Our energy system is complex and changes to the system like fracking for oil and natural gas have effects that ripple throughout the system. Fracking is also notoriously polarizing, and teaching about such issues requires special attention to avoid reinforcing misconceptions. Providing accurate information is necessary but insufficient for teaching and common strategies often backfire (Cook and Lewandowsky, 2011). One promising strategy for avoiding backfire is to "hit between the eyes" with hard-to-deny evidence (Kuklinski, 2000). Mathematics plays a fundamental role in "hitting between the eyes."
Much of the mathematics required is remarkably basic — simple statistics on energy production and usage can directly challenge and alter perceptions of where our energy comes from while providing insights into impacts of energy development.
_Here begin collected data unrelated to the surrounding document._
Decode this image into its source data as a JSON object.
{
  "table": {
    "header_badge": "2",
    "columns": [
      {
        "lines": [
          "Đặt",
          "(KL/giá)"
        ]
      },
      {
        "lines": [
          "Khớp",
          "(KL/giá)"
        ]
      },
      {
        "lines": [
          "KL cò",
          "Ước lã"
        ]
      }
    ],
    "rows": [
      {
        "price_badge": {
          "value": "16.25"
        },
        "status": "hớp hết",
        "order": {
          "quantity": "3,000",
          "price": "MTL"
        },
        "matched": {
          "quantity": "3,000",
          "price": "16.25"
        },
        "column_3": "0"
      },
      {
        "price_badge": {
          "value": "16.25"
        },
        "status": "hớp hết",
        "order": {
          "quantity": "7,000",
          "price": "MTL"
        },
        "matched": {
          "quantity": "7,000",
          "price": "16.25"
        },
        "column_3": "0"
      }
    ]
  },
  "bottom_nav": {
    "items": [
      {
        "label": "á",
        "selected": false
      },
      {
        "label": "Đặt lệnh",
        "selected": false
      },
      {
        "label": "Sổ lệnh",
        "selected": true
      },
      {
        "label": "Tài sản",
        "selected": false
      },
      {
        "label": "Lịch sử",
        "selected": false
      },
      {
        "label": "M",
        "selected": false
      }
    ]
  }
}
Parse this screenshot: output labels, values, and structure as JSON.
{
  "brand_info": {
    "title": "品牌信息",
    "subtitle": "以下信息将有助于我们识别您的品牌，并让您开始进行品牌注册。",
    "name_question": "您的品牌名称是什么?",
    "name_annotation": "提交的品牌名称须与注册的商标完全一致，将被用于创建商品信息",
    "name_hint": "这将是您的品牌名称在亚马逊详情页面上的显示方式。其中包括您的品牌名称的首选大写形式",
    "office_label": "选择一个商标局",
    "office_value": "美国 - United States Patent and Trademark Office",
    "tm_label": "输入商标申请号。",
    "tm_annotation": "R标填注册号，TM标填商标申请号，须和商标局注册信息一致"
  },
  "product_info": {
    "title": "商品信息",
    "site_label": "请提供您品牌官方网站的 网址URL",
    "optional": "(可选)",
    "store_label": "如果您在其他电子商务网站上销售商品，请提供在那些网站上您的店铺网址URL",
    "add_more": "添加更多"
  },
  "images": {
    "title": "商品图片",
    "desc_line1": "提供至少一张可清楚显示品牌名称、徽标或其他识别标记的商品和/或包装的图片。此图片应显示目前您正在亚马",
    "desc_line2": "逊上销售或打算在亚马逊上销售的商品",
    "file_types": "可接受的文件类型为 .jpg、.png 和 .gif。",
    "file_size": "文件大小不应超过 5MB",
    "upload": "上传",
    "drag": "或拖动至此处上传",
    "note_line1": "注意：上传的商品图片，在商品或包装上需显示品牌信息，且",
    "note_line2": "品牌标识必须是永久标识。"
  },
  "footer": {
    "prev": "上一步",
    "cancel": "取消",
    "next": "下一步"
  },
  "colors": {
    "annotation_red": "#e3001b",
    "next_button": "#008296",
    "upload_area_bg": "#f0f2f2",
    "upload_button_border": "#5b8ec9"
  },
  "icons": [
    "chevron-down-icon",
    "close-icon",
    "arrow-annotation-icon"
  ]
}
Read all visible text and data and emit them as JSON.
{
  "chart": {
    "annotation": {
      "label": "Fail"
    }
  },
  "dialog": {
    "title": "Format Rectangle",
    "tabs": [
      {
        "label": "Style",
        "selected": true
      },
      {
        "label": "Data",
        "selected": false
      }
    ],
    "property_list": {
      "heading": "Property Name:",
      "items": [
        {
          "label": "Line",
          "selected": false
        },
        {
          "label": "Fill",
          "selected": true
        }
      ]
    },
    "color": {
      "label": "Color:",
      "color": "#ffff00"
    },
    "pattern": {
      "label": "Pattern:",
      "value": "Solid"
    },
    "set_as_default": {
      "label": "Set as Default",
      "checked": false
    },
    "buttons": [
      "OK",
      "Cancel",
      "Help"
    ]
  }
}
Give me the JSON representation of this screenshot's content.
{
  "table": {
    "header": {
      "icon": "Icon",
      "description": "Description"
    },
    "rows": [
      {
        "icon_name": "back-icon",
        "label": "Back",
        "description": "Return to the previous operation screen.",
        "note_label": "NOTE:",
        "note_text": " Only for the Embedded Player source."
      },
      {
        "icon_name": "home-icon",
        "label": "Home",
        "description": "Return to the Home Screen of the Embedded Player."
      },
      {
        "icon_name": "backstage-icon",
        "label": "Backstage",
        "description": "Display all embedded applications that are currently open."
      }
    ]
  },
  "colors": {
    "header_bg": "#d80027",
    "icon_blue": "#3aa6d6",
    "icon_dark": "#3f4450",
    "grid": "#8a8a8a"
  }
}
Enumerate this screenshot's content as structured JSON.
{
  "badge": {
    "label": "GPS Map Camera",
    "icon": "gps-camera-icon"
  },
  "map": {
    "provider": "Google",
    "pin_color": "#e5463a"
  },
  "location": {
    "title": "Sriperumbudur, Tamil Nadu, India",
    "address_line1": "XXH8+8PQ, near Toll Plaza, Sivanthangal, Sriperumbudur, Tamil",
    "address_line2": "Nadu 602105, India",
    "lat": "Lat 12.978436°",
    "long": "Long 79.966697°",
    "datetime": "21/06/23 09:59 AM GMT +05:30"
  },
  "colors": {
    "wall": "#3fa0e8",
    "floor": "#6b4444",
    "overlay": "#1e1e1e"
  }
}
We share three ways to bring basic mathematics to instruction: through sharing counter-intuitive information about regional energy use; through the use of "social mathematics" to make large numbers comprehensible by placing them in a social context that gives them meaning (Wallack, 1999); and using basic statistics related to induced seismicity from the disposal of waste-water from oil and gas production.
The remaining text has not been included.